A Window of Opportunity
A window of opportunity presents itself when making tough college decisions.
By Jeremy Ogul
March 09, 2007
As a kid, “The Sound of Music” was one of those movies I watched over and over again. There was something about the melodies of Rodgers and Hammerstein that fascinated me, and while my days of watching Julie Andrews as Maria are over, some of those lessons are still relevant today.
At the beginning of the movie, Maria—a nun—gets kicked out of the convent for being too extravagant, and as she is leaving, the head nun reassures her by saying, “When God closes a door, He opens a window.”
I think that regardless of what you believe in terms of God or religion, this is probably one of the most important ideas any high school senior can understand and believe in. Just because one door has been closed doesn’t mean there are no more doors left.

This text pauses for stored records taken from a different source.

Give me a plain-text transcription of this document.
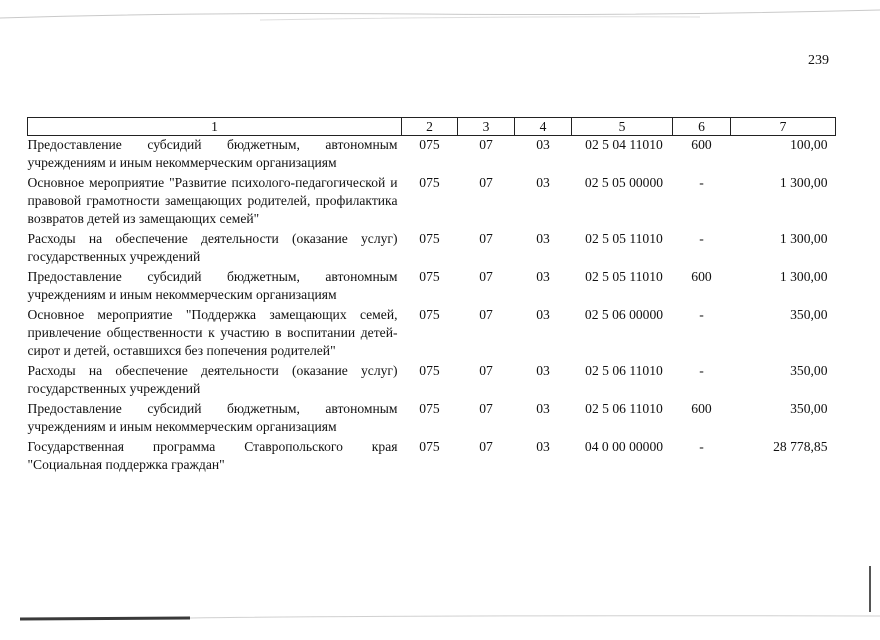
239
1	2	3	4	5	6	7
Предоставление субсидий бюджетным, автономным учреждениям и иным некоммерческим организациям	075	07	03	02 5 04 11010	600	100,00
Основное мероприятие "Развитие психолого-педагогической и правовой грамотности замещающих родителей, профилактика возвратов детей из замещающих семей"	075	07	03	02 5 05 00000	-	1 300,00
Расходы на обеспечение деятельности (оказание услуг) государственных учреждений	075	07	03	02 5 05 11010	-	1 300,00
Предоставление субсидий бюджетным, автономным учреждениям и иным некоммерческим организациям	075	07	03	02 5 05 11010	600	1 300,00
Основное мероприятие "Поддержка замещающих семей, привлечение общественности к участию в воспитании детей-сирот и детей, оставшихся без попечения родителей"	075	07	03	02 5 06 00000	-	350,00
Расходы на обеспечение деятельности (оказание услуг) государственных учреждений	075	07	03	02 5 06 11010	-	350,00
Предоставление субсидий бюджетным, автономным учреждениям и иным некоммерческим организациям	075	07	03	02 5 06 11010	600	350,00
Государственная программа Ставропольского края "Социальная поддержка граждан"	075	07	03	04 0 00 00000	-	28 778,85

In fact, sometimes a closed door can be the thing that leads you in a better direction. For example, a friend of a friend got rejected from all the top-tier schools he applied to a few years ago (Stanford, Berkeley, etc.), so he ended up going to UC San Diego for his undergraduate degree. He graduated as valedictorian of his class, and that enabled him to get into Boalt School of Law at Berkeley. Now a successful lawyer in Los Angeles, he is able to look back and see that, had he gotten in to one of those top schools he applied to, he probably wouldn’t have had the advantage over other grad school applicants of being a college valedictorian.
“Sometimes a closed door can be the thing that leads you in a better direction.”
A few days ago, a classmate who had her heart set on going to San Diego State received notice that her offer of admission had been revoked because she’d failed to submit a transcript by the appropriate deadline. She’s crushed now, and all she can think about is how she can’t do what she was dreaming of doing, but the rest of us can see the benefits. She will end up going to a community college for two years, but this will save her a large sum of money in tuition and fees. After those two years of completing lower-level coursework, she will be able to apply to any four-year college and have an excellent chance of getting into a school that’s actually better than San Diego State.
It’s these kinds of stories that have the power to inspire and instill the belief in the idea that when a door closes, a window opens. My closed door being a rejection letter from UCLA, I take comfort in knowing that there is a window open somewhere. It’s just up to me to find it, and in many ways that must be a more rewarding experience.